On 13 February 2011 17:14, address@hidden
<address@hidden> wrote:
> To be more specific on my env update problem, here an example:
>
> push ebp
> mv esp,ebp
> /* do something */
> call 0xfoo
> test eax,eax
> /* do something */
> ret
>
> The first line is the start of a block. What I did was adding a
> gen_helper_instrument_call in the 'call' opcode cases in disas_insn()
> which will call my analysis code to examine from where the call is
> launched, where it will go and what is the address we will return to
> after (in this case regarding to call 0xfoo).
> Because in this case, usage of tcg_const_i32(pc_start) and providing
> CPU_T[0] as parameters to my generated helper, I can provide all three
> values. But what I would _assume_ is that after
> gen_helper_instrument_call is executed, env->eip would point towards
> 'call 0xfoo', but it points to 'push ebp'.
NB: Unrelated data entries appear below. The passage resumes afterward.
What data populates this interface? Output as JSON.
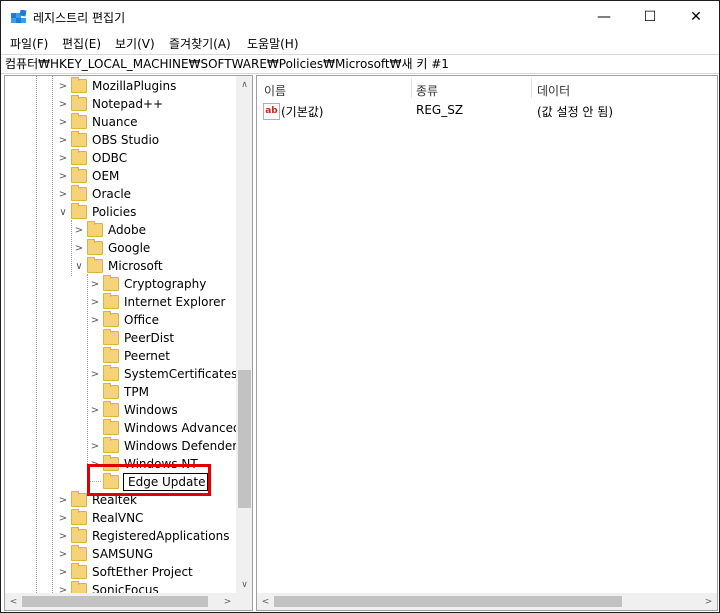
{
  "window": {
    "title": "레지스트리 편집기",
    "minimize": "—",
    "maximize": "☐",
    "close": "✕"
  },
  "menu": [
    "파일(F)",
    "편집(E)",
    "보기(V)",
    "즐겨찾기(A)",
    "도움말(H)"
  ],
  "address": "컴퓨터₩HKEY_LOCAL_MACHINE₩SOFTWARE₩Policies₩Microsoft₩새 키 #1",
  "tree": {
    "level1": [
      "MozillaPlugins",
      "Notepad++",
      "Nuance",
      "OBS Studio",
      "ODBC",
      "OEM",
      "Oracle",
      "Policies"
    ],
    "policies_children": [
      "Adobe",
      "Google",
      "Microsoft"
    ],
    "microsoft_children": [
      "Cryptography",
      "Internet Explorer",
      "Office",
      "PeerDist",
      "Peernet",
      "SystemCertificates",
      "TPM",
      "Windows",
      "Windows Advanced",
      "Windows Defender",
      "Windows NT"
    ],
    "editing_key": "Edge Update",
    "level1_after": [
      "Realtek",
      "RealVNC",
      "RegisteredApplications",
      "SAMSUNG",
      "SoftEther Project",
      "SonicFocus"
    ]
  },
  "list": {
    "columns": [
      "이름",
      "종류",
      "데이터"
    ],
    "rows": [
      {
        "icon": "ab",
        "name": "(기본값)",
        "type": "REG_SZ",
        "data": "(값 설정 안 됨)"
      }
    ]
  },
  "colors": {
    "highlight_box": "#e00000",
    "folder": "#f5d37a"
  }
}
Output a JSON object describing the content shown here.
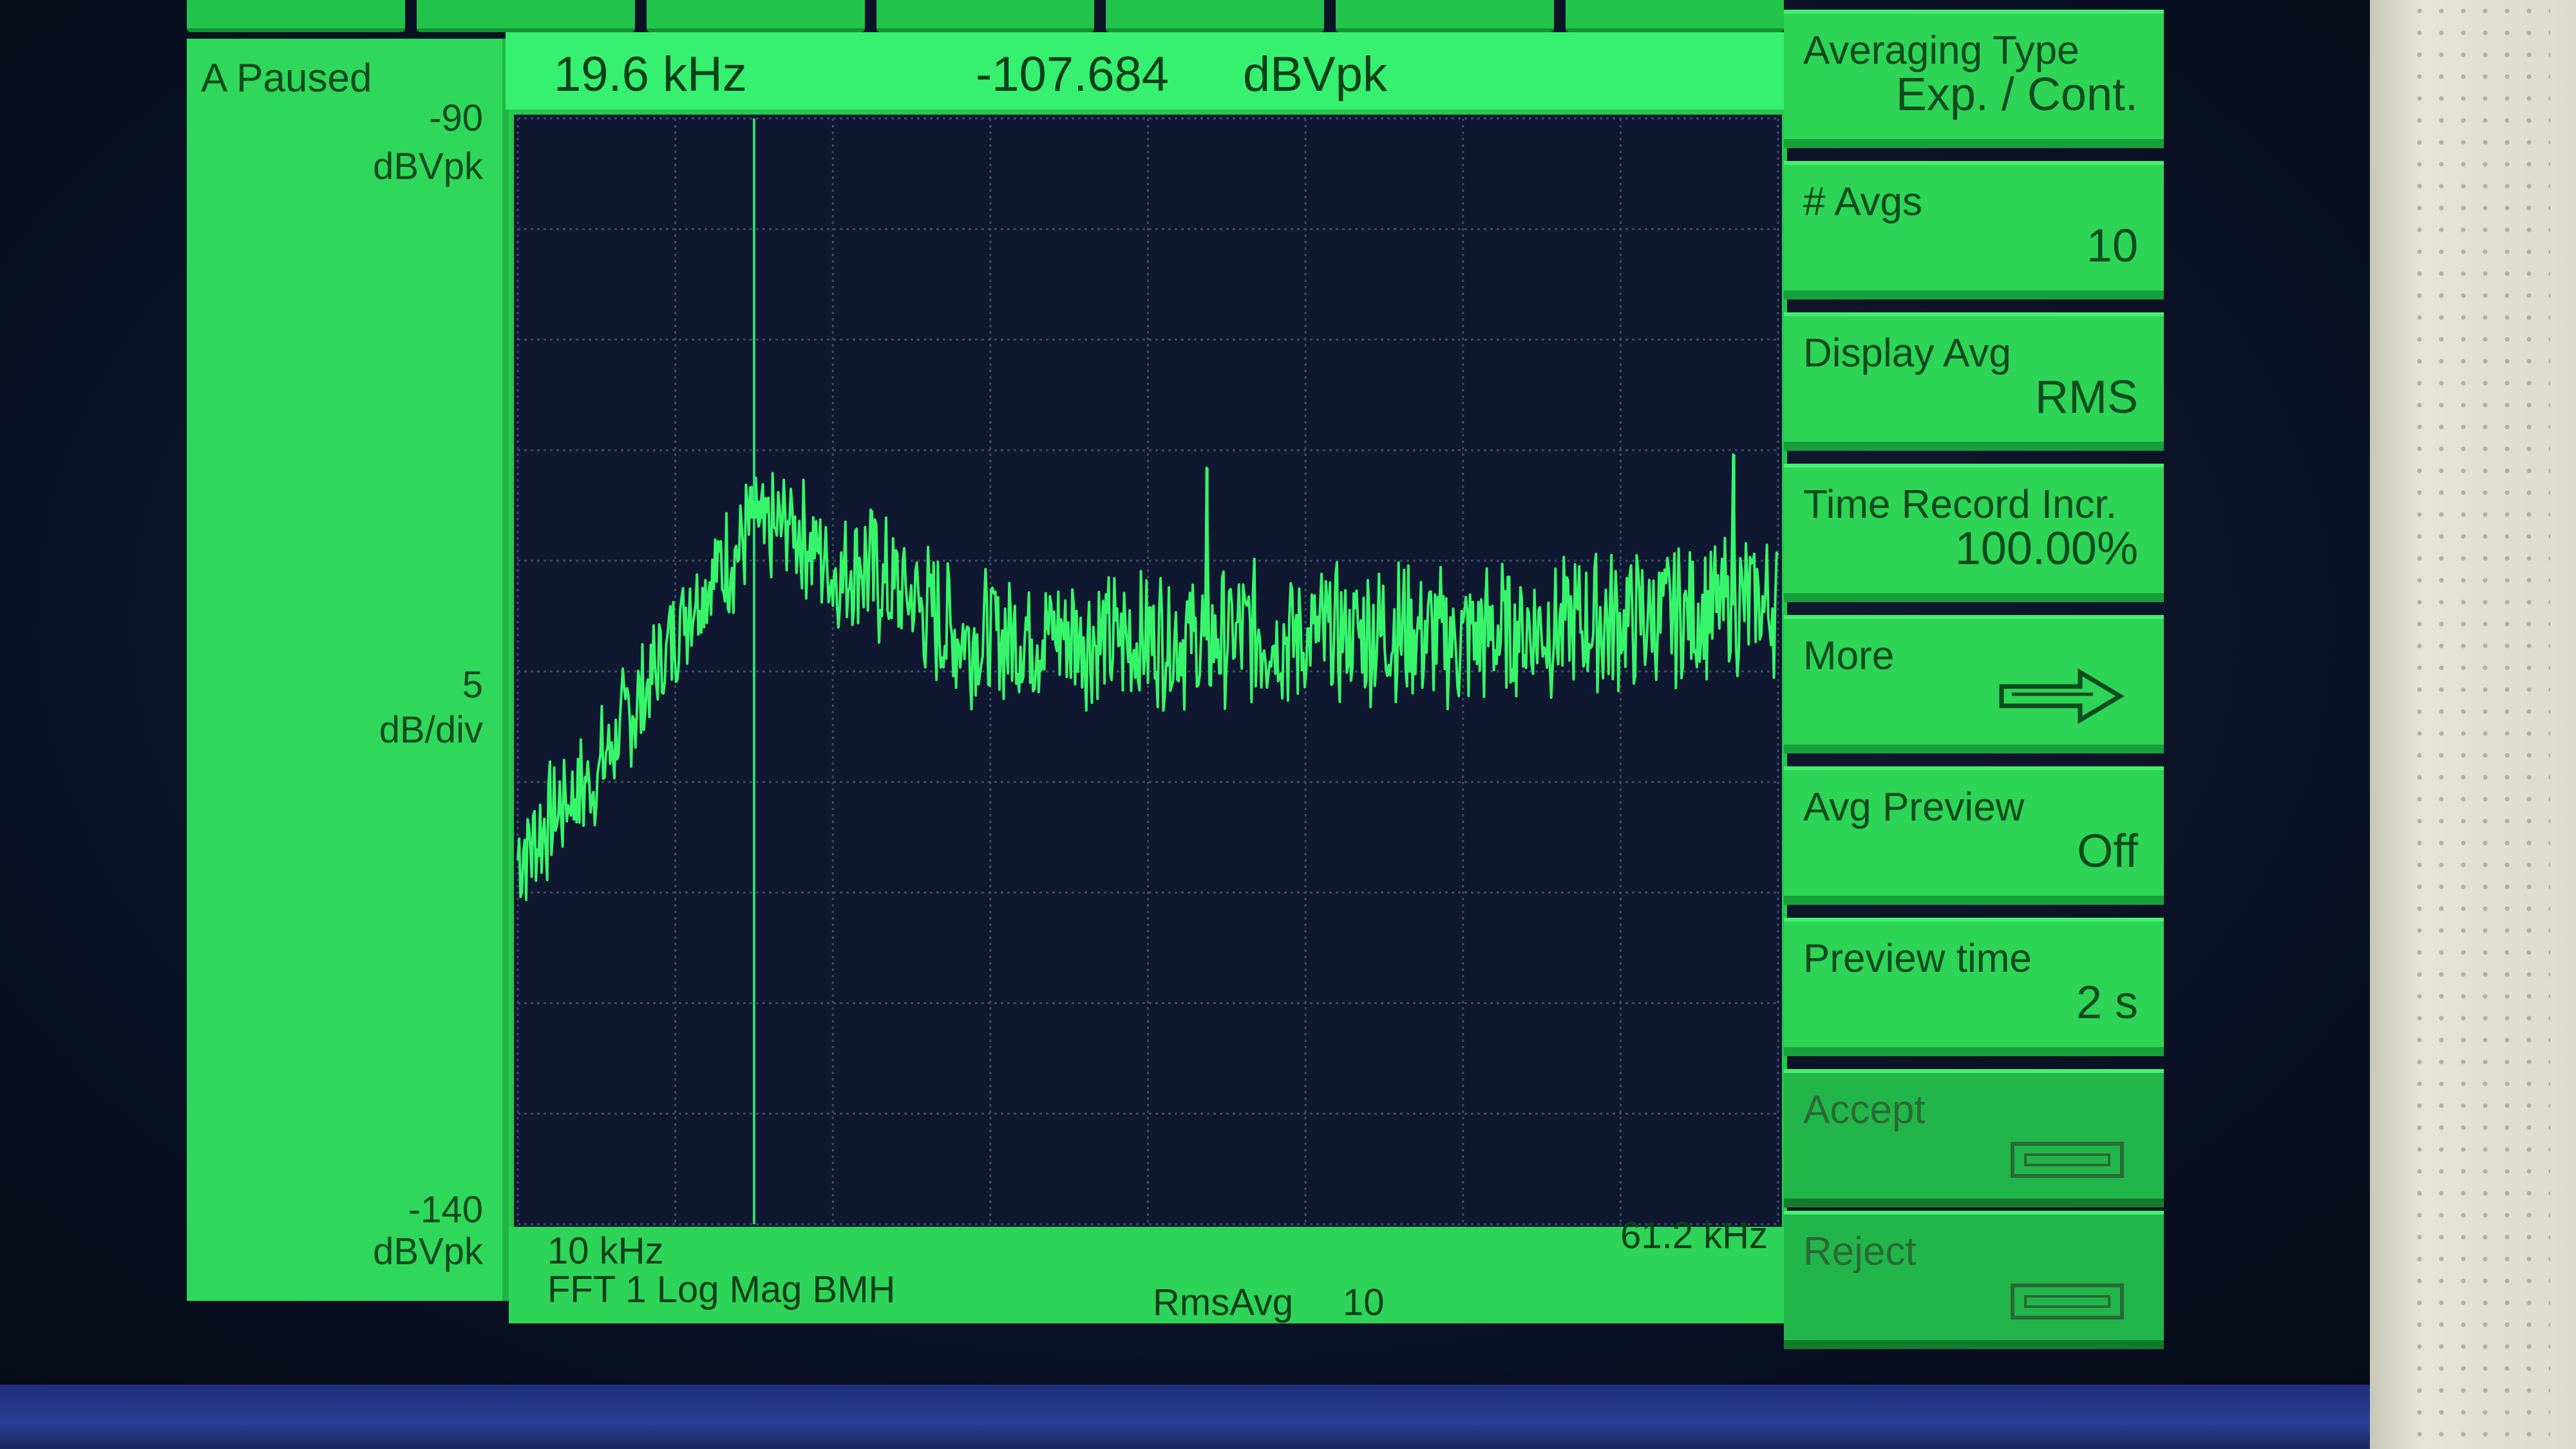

Ah, you should have said you were talking about EIP; you've
hit an optimisation case. If we updated env->eip after every
instruction then this would slow things down. Instead, since
we know what the value is statically at translate time, we can
just use that calculated value mostly. We only update env->eip:
 * at the end of the TB
 * when we translate jump commands (usually ends the TB)
 * when we translate something that will raise an exception
   or some other thing we know will need an accurate env->eip
Unexpected interrupts (typically faults on load/store) are
handled by constructing a mapping from host PC to guest
PC and then looking up the host fault address in it and
resetting env->eip (in gen_pc_load()).

Which registers are dealt with like this varies from target to
target; on target-arm we do this for both r15 (pc) and the
IT state bits in the CPSR, for instance.

The other case to watch out for is where the value of some
register is kept in env, but as a broken out set of components
which are only reassembled into the actual register value
when the target needs to read it; see for example the comment
in target-i386/cpu.h about env->eflags.

If the registers you care about aren't in either of these
categories you should be able to trust them in a helper fn.
This typically includes most of the general purpose registers.